When Disegno arrived at my doorstep around the last days of December, I browsed through its tactile, lushious pages and decided that this was it.
With so many new things* piling up, I absolutely had to do a round up of some of the inaugural issues of ‘little’ magazines that, while lying in my office floor, also took part in the recent and continued revival of the archizine.
Intriguingly so, Dissegno itself spoke of how design magazines have been consciously pushing the borders of the architectural, not only into ever-new interdisciplinary connectivities or wide web platforms, but also ending up in territories that no longer pertain exclusively to architecture.
There was a time around the beginning of the 20th century in which design, in its acception of object creation, was still the bastard offspring of architectural mastery. Now, as it somewhat scandalously seems, it is architecture that more often than not is seen under the wide and prolific umbrella of design culture.
Thus, what once was for me the quintessential compel of an event such as ExperimentaDesign – the notion that activities as far apart as graphic design and urban planning are unified under the broad cultural inheritance of the progetto – is now also the implicit drive for the editorial mission of previous Icon editor and Disegno founder Johanna Agerman Ross.
This being said, I had the intention of reviewing in this post more or less every genre represented in my small but proud collection of number one editions, from the student zine lookalike full of star contributions, such as the 2010 Block, architecture etc., back to the academic-journal-refusing-to-be-academic also full of star contributions, such as the 2003 Log.
London’s Block, architecture etc. and… New York-based Log.
But alas, moving to another continent has a way of being hard on your luggage selection, and so I’ve decided to focus this update on two geographically bounded magazines that appeared during last summer, one in the unlikely – or not so – outskirts of Porto, the other in no longer so classical Rome.
The first of those, Peachvelvet International, or PI.MAG, belongs to a not unpredictable trend of publications catering locally to all the resilient lovers of an enduring, softly hued architectural minimalism.
This is all about the well-respected late modern tendeza that is still creating bridges and bonds for lone, misunderstood architects in disparate locations like the Iberian peninsula and relevant sections of the islands of Japan, United Kingdom or Switzerland.

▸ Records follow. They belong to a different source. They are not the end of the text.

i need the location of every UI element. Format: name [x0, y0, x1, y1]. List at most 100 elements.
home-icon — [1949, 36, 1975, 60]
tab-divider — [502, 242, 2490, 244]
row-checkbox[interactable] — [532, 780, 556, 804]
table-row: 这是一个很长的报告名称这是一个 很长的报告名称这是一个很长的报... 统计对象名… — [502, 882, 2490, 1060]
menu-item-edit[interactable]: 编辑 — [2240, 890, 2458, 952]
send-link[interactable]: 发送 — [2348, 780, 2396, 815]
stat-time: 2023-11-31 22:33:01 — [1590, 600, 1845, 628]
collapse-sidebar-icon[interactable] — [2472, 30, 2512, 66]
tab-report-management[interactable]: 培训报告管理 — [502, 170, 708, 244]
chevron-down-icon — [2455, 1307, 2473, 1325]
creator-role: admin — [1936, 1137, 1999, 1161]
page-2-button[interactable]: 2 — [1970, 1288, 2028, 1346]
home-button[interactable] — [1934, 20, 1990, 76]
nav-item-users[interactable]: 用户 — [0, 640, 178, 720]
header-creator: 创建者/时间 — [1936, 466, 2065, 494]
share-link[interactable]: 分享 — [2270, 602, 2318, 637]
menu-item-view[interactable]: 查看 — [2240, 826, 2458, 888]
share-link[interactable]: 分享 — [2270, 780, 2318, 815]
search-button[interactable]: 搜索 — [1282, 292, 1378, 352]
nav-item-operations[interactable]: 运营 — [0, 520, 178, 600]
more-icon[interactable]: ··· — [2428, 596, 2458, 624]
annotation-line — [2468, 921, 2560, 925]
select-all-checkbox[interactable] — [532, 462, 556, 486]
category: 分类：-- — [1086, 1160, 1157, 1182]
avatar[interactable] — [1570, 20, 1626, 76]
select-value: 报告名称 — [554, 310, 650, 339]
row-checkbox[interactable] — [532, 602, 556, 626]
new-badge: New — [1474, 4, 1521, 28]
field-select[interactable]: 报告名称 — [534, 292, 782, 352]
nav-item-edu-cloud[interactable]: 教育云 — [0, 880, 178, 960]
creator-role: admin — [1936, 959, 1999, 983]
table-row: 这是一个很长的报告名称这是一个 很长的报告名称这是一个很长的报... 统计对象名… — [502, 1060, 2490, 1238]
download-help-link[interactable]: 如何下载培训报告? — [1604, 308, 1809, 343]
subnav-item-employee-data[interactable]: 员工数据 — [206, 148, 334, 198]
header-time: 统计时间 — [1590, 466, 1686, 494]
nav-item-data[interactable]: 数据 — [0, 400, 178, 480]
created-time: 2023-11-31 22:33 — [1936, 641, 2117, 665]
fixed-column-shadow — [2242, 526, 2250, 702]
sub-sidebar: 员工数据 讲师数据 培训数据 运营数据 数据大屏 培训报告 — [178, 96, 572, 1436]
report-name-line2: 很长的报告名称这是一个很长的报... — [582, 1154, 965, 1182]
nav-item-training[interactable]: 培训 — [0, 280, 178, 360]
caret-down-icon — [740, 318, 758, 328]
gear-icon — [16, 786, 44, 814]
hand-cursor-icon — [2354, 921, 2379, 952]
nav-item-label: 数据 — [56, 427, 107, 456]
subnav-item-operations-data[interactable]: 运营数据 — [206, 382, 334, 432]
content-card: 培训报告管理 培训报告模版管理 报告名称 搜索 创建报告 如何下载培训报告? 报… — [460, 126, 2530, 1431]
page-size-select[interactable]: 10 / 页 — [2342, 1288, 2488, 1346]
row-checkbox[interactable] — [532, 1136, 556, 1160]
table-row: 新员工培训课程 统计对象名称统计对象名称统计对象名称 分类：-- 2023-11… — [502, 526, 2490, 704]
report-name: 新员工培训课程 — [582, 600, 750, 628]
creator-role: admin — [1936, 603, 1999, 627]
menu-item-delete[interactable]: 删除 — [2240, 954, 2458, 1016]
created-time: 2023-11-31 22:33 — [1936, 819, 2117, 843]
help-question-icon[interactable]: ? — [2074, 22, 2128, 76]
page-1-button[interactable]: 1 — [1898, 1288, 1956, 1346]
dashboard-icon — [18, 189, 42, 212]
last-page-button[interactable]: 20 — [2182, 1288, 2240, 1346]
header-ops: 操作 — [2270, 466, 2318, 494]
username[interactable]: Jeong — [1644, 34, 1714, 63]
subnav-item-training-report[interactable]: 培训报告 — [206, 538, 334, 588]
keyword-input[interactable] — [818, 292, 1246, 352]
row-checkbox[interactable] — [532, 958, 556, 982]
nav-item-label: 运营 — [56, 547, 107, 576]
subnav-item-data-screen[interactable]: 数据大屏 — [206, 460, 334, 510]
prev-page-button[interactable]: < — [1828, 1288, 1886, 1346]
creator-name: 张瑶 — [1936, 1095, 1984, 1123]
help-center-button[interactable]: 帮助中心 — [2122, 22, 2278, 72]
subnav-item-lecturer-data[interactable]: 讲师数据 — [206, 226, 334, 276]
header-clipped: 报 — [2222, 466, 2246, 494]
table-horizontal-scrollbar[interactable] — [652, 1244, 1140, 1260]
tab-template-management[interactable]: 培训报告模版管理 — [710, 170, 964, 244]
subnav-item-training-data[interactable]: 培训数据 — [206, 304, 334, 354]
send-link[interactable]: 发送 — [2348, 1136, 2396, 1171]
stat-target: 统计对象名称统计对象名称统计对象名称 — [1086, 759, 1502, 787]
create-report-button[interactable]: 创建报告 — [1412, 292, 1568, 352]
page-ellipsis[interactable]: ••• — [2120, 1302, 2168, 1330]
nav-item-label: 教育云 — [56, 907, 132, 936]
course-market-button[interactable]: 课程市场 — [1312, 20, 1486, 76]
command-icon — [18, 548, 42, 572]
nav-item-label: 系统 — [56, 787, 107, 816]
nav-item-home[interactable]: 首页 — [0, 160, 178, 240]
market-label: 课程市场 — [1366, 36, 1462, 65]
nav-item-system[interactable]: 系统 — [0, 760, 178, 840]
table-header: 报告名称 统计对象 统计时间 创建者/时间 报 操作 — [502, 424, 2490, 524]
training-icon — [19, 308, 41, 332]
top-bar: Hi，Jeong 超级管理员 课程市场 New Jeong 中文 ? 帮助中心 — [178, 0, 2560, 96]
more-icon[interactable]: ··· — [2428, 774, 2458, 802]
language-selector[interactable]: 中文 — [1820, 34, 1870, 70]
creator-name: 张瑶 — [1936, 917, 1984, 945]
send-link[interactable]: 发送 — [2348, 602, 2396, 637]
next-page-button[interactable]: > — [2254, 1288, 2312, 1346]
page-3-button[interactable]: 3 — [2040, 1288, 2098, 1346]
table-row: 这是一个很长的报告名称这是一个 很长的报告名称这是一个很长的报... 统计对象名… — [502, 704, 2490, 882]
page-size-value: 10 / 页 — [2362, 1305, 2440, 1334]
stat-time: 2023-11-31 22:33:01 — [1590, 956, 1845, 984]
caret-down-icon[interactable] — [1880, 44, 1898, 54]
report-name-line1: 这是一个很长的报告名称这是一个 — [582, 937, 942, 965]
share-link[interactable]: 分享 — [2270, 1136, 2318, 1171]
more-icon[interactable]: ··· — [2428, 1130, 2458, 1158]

PI.MAG’s opening manifesto is naturally and wikipedically about the color “white,” which as we know nowadays comes in manifold gradations right down to pitch black. Grey is thus welcome into the mag’s velvety, impeccable pages.
And while overall blinding white is still the domain of dodgy radicals – and being that the editors are “not obsessed with white or white buildings” – the delicate, tactile palette of this zine also welcomes the faint tinges of birch or even the manly rusty orange of Corten steel.
So as to complete its eulogy of descriptive, tint neutrality, PI.MAG rounds off with a piece of criticism – yes! amazing! – that dedicates yet another diatribe of fine ironical analysis to the color “green” and its many sustainable shades.
At this point we are finally allowed to uncover that “green” is not only the new black. “Green” has also become an ideological tool that conceals the lack of architectural quality of all the buildings that refuse to be simply and naturally… white. It really makes you wonder.
Boundaries speaks of entirely dissimilar colors. And that is suddenly warmingly welcome. As you flip through the magazine, you cannot avoid the color of dirt, and the color of people, and the color of naïve attempts at happiness. And this is good, and it feels right in a time in which a politics of radical aesthetics has to substitute again for the faint aestheticizations of the nice and cute.
As stated in its inaugural editorial, the borders in this magazine are not intended to be that of “the political frontier.” However, there is a bold desire to push some edges, namely in regards to what the stances of the architectural profession have been within a “new economy.”
As a peer-reviewed magazine that gets architects, researchers, urban planners, historians and geographers together, Boundaries is precisely about not being neutral, about joining forces, about enrichening the dialogue with differing positions. It does not acritically want to just caress the well established. And that is as promising as dedicating its first issue to Africa.
Opening up to Africa’s many realities, the project reviews in Boundaries reach from cooperation to tourist operations. In either case, they recall what to me emerges as still an essential problem: how to sustain the innovative qualities of architectural research when cultural and material resources are scarce.
And this question somehow relates to a worrisome impression which has often overcome me along the last couple of years. This is the possibility that, rather than the emergent economies we’re currently looking at, Africa might indeed be the future. For the better and the worse.
In that sense, it is only logical that we start paying some serious attention to this large, often forgotten continent.